Institutional Investors Expect Higher Returns
Institutional investors have increased their expectation for commercial real estate returns, the Pension Real Estate Association said.
The group’s Consensus Forecast Survey asked about investment expectations as represented by the NCREIF Property Index, which measures unlevered institutional real estate returns. Respondents said they expect to earn a 6.2 percent total return across property types this year including income. When asked the same question in March investors said they expected a 6.0 percent total return in 2018.
Total returns across property types could drop to 5.0 percent in 2019, the investors predicted. In March they expected to earn 5.3 percent in 2019.
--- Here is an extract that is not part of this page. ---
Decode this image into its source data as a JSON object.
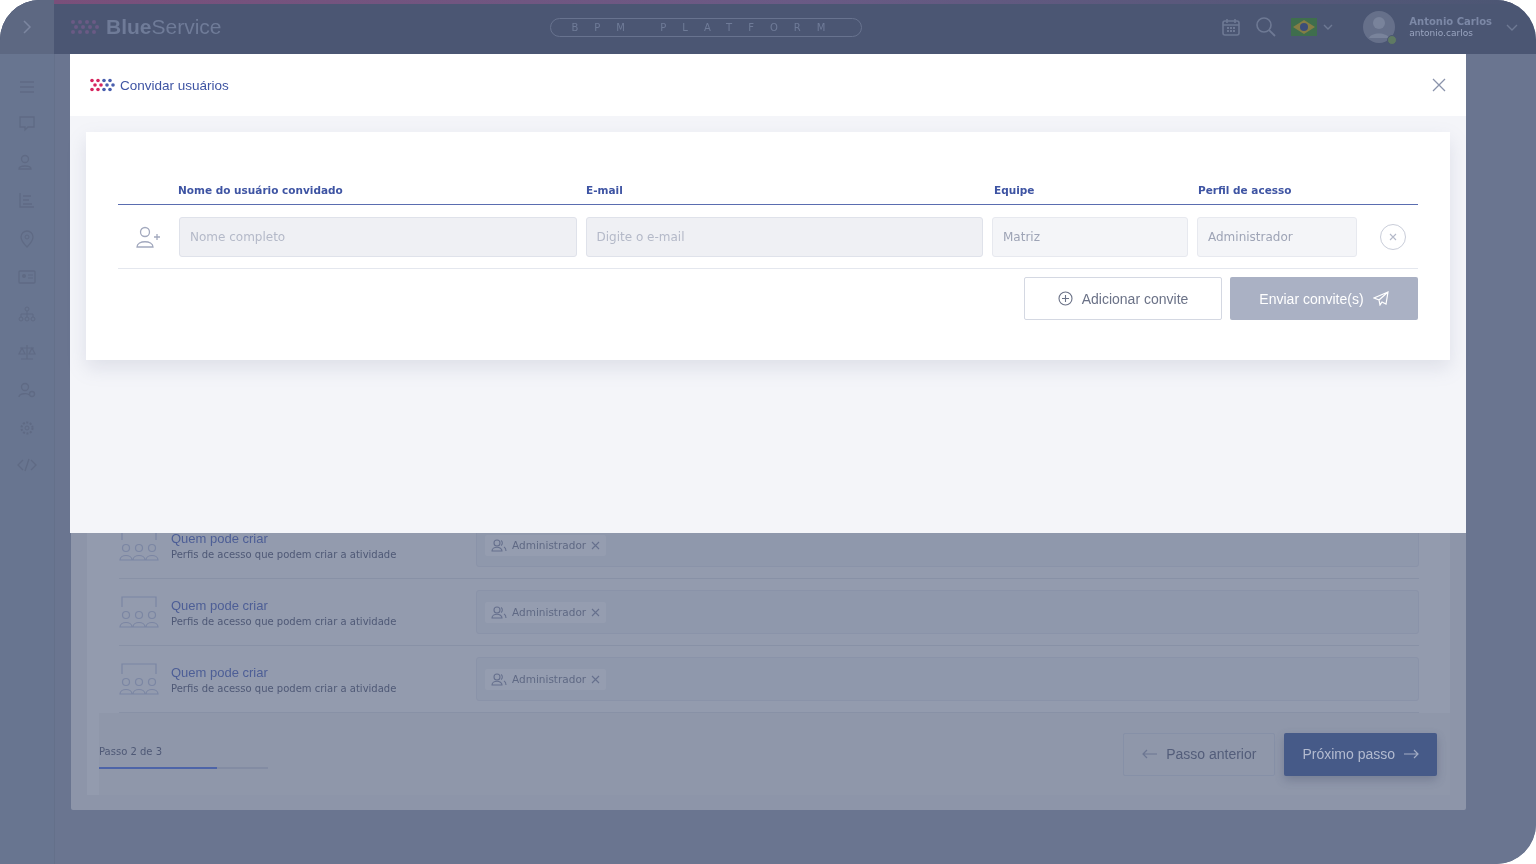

The survey indicated investors are increasingly looking to property income as the driver of commercial real estate returns, said Mortgage Bankers Association Vice President of Commercial Real Estate Research Jamie Woodwell. “Economic growth is expected to support stable income returns, even as rising interest rates–and their expected push on cap rates–may eat into appreciation.”
PREA said investors now expect to earn a 4.7 percent income return but only a 1.5 percent appreciation return across property types in 2018.
Woodwell observed one side effect of these expectations: “there seems to be an increased interest in value-add properties as investors look for areas where appreciation returns may buck the expected trend,” he said.
Investors expect industrial assets to generate the highest returns–9.5 percent–this year, PREA said. Office and apartment properties followed with 5.8 percent expected returns, followed by the retail sector with a 4.6 percent total expected return.
Earlier this year PREA asked institutional investors how much they expect to allocate to commercial real estate investment going forward. The average investor now targets more than 10 percent of total capital for real estate, suggesting “continued positive sentiment toward real estate in general and private market real estate in particular,” PREA said.